This is a healthy version of a recipe we adapted from Ina Garten. We use honey instead of the sugar to make it healthier, and to make it thick enough, we add 4 teaspoons of arrowroot powder to the sauce before it begins to thicken.


3-4 lemons (depending on the size)
3/4 cup sugar (we use honey or agave nectar)
1 stick butter
4 large eggs
1/2 – 3/4 cup lemon juice from the lemons
1/8 teaspoon salt
4 teaspoons arrowroot powder (optional – use only if you are using honey or agave nectar instead of sugar)


Grate the lemon peel off of the lemons, being careful to avoid the white pith. Set the lemons aside and put the peel in a small bowl.
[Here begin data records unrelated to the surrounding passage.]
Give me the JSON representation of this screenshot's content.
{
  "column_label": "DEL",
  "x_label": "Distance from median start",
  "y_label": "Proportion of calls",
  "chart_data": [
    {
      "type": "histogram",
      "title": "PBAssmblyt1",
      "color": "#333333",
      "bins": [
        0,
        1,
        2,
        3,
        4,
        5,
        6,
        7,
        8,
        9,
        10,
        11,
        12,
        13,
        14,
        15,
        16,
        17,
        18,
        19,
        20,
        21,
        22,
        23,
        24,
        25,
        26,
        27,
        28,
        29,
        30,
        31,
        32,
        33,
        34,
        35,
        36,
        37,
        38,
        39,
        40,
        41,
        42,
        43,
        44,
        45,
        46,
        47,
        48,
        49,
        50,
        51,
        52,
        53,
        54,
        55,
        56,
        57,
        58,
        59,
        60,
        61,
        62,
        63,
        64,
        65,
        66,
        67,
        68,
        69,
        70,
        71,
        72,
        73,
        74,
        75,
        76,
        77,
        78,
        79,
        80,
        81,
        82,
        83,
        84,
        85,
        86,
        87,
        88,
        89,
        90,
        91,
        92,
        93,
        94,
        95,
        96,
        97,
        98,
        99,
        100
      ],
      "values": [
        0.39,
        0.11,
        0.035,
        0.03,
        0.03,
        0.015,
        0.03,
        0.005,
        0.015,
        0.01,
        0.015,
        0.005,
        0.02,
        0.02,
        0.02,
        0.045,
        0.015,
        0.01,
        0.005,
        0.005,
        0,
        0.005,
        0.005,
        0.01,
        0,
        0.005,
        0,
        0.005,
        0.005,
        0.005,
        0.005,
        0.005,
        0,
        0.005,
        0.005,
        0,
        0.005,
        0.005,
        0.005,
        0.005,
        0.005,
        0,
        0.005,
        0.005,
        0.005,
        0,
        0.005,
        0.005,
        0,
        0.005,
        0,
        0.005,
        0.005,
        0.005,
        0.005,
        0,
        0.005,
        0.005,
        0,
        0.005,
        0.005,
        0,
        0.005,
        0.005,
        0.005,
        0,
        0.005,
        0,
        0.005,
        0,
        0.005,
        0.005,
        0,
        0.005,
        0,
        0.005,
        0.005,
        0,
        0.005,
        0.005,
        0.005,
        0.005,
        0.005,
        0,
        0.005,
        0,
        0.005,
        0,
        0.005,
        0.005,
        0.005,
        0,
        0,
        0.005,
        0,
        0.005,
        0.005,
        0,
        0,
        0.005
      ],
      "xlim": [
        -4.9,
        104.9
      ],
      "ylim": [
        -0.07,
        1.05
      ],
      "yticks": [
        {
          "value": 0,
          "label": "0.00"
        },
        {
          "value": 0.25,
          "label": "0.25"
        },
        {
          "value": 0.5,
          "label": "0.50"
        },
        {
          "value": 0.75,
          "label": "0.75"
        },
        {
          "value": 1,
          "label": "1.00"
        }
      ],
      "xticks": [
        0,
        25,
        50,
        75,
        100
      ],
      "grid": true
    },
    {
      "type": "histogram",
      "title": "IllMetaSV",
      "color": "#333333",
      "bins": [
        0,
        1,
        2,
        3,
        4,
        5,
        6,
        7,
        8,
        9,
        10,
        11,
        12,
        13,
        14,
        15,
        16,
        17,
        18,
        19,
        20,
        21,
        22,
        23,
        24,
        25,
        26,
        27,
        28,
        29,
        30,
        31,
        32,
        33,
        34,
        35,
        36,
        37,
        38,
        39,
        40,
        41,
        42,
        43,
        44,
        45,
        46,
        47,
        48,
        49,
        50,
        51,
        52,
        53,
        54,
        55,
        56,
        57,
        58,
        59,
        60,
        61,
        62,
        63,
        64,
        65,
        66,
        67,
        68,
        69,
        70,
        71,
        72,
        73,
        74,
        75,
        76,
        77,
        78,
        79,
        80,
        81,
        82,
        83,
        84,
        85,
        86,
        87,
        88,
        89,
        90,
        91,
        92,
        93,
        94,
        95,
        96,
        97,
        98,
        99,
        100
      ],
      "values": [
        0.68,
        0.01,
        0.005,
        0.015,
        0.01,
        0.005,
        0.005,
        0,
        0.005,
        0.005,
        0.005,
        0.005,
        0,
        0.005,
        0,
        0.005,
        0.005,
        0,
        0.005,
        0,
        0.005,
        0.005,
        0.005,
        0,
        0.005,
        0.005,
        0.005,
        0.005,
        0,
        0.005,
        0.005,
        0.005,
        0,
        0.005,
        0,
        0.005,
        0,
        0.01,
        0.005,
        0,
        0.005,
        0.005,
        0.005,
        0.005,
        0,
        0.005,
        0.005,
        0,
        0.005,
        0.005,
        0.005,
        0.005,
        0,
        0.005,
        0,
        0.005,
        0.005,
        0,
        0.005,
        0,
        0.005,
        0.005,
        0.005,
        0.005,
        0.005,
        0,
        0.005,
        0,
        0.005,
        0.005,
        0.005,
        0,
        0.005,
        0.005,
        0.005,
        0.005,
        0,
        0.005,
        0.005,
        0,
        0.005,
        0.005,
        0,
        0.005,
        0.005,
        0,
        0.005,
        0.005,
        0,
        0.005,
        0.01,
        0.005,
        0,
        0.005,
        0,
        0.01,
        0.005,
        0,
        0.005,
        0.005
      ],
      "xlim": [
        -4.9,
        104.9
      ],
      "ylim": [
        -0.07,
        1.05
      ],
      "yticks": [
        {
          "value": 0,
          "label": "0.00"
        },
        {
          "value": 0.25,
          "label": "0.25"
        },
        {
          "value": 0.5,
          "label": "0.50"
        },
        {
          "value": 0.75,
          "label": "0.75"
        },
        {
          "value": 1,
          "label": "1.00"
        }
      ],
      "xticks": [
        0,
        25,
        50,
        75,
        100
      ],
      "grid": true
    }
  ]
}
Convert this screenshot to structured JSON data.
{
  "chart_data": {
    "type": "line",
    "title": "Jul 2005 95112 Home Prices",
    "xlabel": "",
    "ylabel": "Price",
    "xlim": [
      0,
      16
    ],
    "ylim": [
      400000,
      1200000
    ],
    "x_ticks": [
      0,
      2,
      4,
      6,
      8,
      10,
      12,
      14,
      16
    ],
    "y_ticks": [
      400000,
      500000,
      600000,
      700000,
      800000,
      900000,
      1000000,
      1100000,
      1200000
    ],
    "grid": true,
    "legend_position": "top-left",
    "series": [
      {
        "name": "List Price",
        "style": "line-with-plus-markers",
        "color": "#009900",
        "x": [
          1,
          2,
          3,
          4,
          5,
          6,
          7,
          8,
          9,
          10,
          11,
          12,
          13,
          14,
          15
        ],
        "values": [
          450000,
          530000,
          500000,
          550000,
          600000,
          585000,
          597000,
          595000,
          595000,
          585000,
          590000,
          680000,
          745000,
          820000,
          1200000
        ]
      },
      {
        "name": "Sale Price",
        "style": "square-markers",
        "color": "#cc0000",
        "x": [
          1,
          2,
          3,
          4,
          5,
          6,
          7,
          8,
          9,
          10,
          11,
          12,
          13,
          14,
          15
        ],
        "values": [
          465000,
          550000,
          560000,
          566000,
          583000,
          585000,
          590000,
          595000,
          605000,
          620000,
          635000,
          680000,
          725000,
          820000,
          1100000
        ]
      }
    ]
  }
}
Add the sugar or honey and mix together.

In a mixing bowl, cream the butter and beat in the sugar and lemon mixture. Add the eggs, 1 at a time and mixing well in between each one, the lemons and the salt. Mix until combined.

Pour the mixture into a saucepan and cook over the lowest heat setting on your stove, stirring constantly for about 2 minutes, or until mixture is almost hot. If you are using the honey or agave nectar, whisk in the arrowroot powder at this point. Continue stirring every 30 seconds for about 8 more minutes, or until the mixture starts to thicken (it should thicken at about 170 degrees F.).

As soon as the mixture has thickened, remove it from the heat. Chill.